Diese minimale Variante unterstützt kein Routing, Load Balancing, Session Affinity und Retries – bringt aber einige Performance-Vorteile mit sich.

Ausblick

Für kommende Releases arbeitet das Team hinter YARP an der Unterstützung von HTTP/3, Service Fabric, einer Integration in Kubernetes sowie weiteren Performance-Verbesserungen.

Zusätzlich versucht Microsoft mit LLHTTP (Low Level HTTP) eine Alternative zum aktuellen HttpClient zu entwickeln, um mehr Kontrolle darüber zu haben, wie Anfragen gestellt und verarbeitet werden. Es soll insbesondere in Szenarien eingesetzt werden, bei denen die Performance wichtiger ist als eine einfache Verwendung. In YARP soll es für mehr Kontrolle über ausgehende Verbindungen und eine effizientere Verarbeitung von Headern eingesetzt werden.

Fazit

In diesem Artikel wurden die Grundlagen von YARP und die umfangreichen Funktionen erläutert. Mit Hilfe des gewonnenen Wissens und der Menge an guten Code-Beispielen im YARP-Repository auf GitHub können Sie jetzt einschätzen, ob die Funktionalitäten für einen gegebenen Anwendungsfall ausreichen und Ihren eigenen Reverse Proxy erstellen.
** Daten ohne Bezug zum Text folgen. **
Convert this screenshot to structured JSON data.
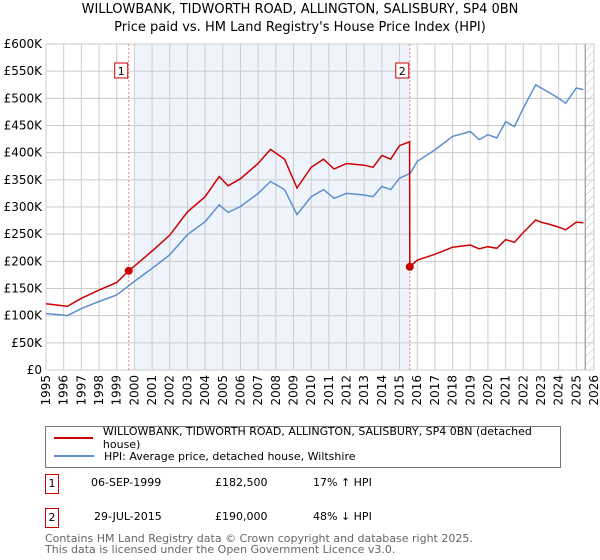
{
  "chart_data": {
    "type": "line",
    "title": "WILLOWBANK, TIDWORTH ROAD, ALLINGTON, SALISBURY, SP4 0BN",
    "subtitle": "Price paid vs. HM Land Registry's House Price Index (HPI)",
    "xlim": [
      1995,
      2026
    ],
    "ylim": [
      0,
      600000
    ],
    "x_ticks": [
      "1995",
      "1996",
      "1997",
      "1998",
      "1999",
      "2000",
      "2001",
      "2002",
      "2003",
      "2004",
      "2005",
      "2006",
      "2007",
      "2008",
      "2009",
      "2010",
      "2011",
      "2012",
      "2013",
      "2014",
      "2015",
      "2016",
      "2017",
      "2018",
      "2019",
      "2020",
      "2021",
      "2022",
      "2023",
      "2024",
      "2025",
      "2026"
    ],
    "y_ticks": [
      {
        "v": 0,
        "label": "£0"
      },
      {
        "v": 50000,
        "label": "£50K"
      },
      {
        "v": 100000,
        "label": "£100K"
      },
      {
        "v": 150000,
        "label": "£150K"
      },
      {
        "v": 200000,
        "label": "£200K"
      },
      {
        "v": 250000,
        "label": "£250K"
      },
      {
        "v": 300000,
        "label": "£300K"
      },
      {
        "v": 350000,
        "label": "£350K"
      },
      {
        "v": 400000,
        "label": "£400K"
      },
      {
        "v": 450000,
        "label": "£450K"
      },
      {
        "v": 500000,
        "label": "£500K"
      },
      {
        "v": 550000,
        "label": "£550K"
      },
      {
        "v": 600000,
        "label": "£600K"
      }
    ],
    "grid": true,
    "series": [
      {
        "name": "WILLOWBANK, TIDWORTH ROAD, ALLINGTON, SALISBURY, SP4 0BN (detached house)",
        "color": "#cc0000",
        "x": [
          1995,
          1996,
          1996.2,
          1997,
          1998,
          1999,
          1999.68,
          2000,
          2001,
          2002,
          2003,
          2004,
          2004.8,
          2005.3,
          2006,
          2007,
          2007.7,
          2008.5,
          2009.2,
          2010,
          2010.7,
          2011.3,
          2012,
          2013,
          2013.5,
          2014,
          2014.5,
          2015,
          2015.57,
          2015.58,
          2016,
          2017,
          2018,
          2019,
          2019.5,
          2020,
          2020.5,
          2021,
          2021.5,
          2022,
          2022.7,
          2023,
          2023.5,
          2024,
          2024.4,
          2025,
          2025.4
        ],
        "y": [
          122000,
          118000,
          117000,
          132000,
          147000,
          161000,
          182500,
          191000,
          219000,
          248000,
          291000,
          319000,
          356000,
          339000,
          352000,
          380000,
          406000,
          388000,
          335000,
          373000,
          388000,
          370000,
          380000,
          377000,
          373000,
          395000,
          388000,
          413000,
          420000,
          190000,
          202000,
          213000,
          226000,
          230000,
          223000,
          227000,
          224000,
          240000,
          235000,
          253000,
          276000,
          272000,
          268000,
          263000,
          258000,
          272000,
          271000
        ]
      },
      {
        "name": "HPI: Average price, detached house, Wiltshire",
        "color": "#5b8fd0",
        "x": [
          1995,
          1996,
          1996.2,
          1997,
          1998,
          1999,
          1999.68,
          2000,
          2001,
          2002,
          2003,
          2004,
          2004.8,
          2005.3,
          2006,
          2007,
          2007.7,
          2008.5,
          2009.2,
          2010,
          2010.7,
          2011.3,
          2012,
          2013,
          2013.5,
          2014,
          2014.5,
          2015,
          2015.6,
          2016,
          2017,
          2018,
          2019,
          2019.5,
          2020,
          2020.5,
          2021,
          2021.5,
          2022,
          2022.7,
          2023,
          2023.5,
          2024,
          2024.4,
          2025,
          2025.4
        ],
        "y": [
          104000,
          101000,
          100000,
          113000,
          126000,
          138000,
          155000,
          163000,
          187000,
          212000,
          249000,
          273000,
          304000,
          290000,
          301000,
          325000,
          347000,
          332000,
          286000,
          319000,
          332000,
          316000,
          325000,
          322000,
          319000,
          338000,
          332000,
          353000,
          362000,
          384000,
          405000,
          430000,
          439000,
          424000,
          433000,
          427000,
          457000,
          448000,
          482000,
          525000,
          519000,
          510000,
          500000,
          491000,
          519000,
          516000
        ]
      }
    ],
    "shaded_range": [
      2000,
      2015.58
    ],
    "hatched_from": 2025.5,
    "sales": [
      {
        "label": "1",
        "x": 1999.68,
        "y": 182500
      },
      {
        "label": "2",
        "x": 2015.58,
        "y": 190000
      }
    ]
  },
  "legend": {
    "red": "WILLOWBANK, TIDWORTH ROAD, ALLINGTON, SALISBURY, SP4 0BN (detached house)",
    "blue": "HPI: Average price, detached house, Wiltshire"
  },
  "transactions": [
    {
      "num": "1",
      "date": "06-SEP-1999",
      "price": "£182,500",
      "hpi": "17% ↑ HPI"
    },
    {
      "num": "2",
      "date": "29-JUL-2015",
      "price": "£190,000",
      "hpi": "48% ↓ HPI"
    }
  ],
  "footer": {
    "line1": "Contains HM Land Registry data © Crown copyright and database right 2025.",
    "line2": "This data is licensed under the Open Government Licence v3.0."
  }
}
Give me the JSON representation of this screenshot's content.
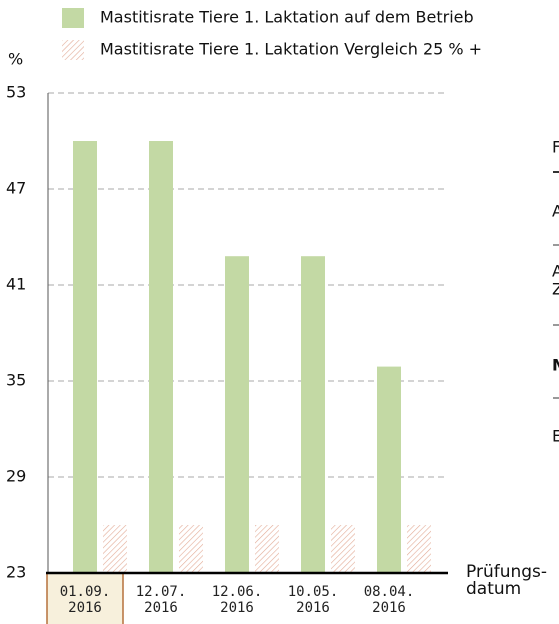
{
  "chart_data": {
    "type": "bar",
    "y_axis_label": "%",
    "x_axis_label": "Prüfungs-\ndatum",
    "categories": [
      "01.09.\n2016",
      "12.07.\n2016",
      "12.06.\n2016",
      "10.05.\n2016",
      "08.04.\n2016"
    ],
    "highlighted_category": 0,
    "series": [
      {
        "name": "Mastitisrate Tiere 1. Laktation auf dem Betrieb",
        "color": "#c3d9a4",
        "values": [
          50,
          50,
          42.8,
          42.8,
          35.9
        ]
      },
      {
        "name": "Mastitisrate Tiere 1. Laktation Vergleich 25 % +",
        "color": "#e3ab96",
        "pattern": "hatch",
        "values": [
          26,
          26,
          26,
          26,
          26
        ]
      }
    ],
    "ylim": [
      23,
      53
    ],
    "yticks": [
      23,
      29,
      35,
      41,
      47,
      53
    ],
    "grid": true
  },
  "side_panel": [
    "F",
    "A",
    "A",
    "Z",
    "M",
    "E"
  ]
}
Da das Toolkit auf dem ASP.NET Core Stack basiert, kann es auf jeder Umgebung ausgeführt werden, die Sie bisher für Ihre .NET Core-Projekte verwendet haben.

Microsoft liefert mit YARP einen schnellen und zuverlässigen Reverse Proxy der nächsten Generation und wird in vielen Projekten Verwendung finden – nicht nur in denen von Microsoft.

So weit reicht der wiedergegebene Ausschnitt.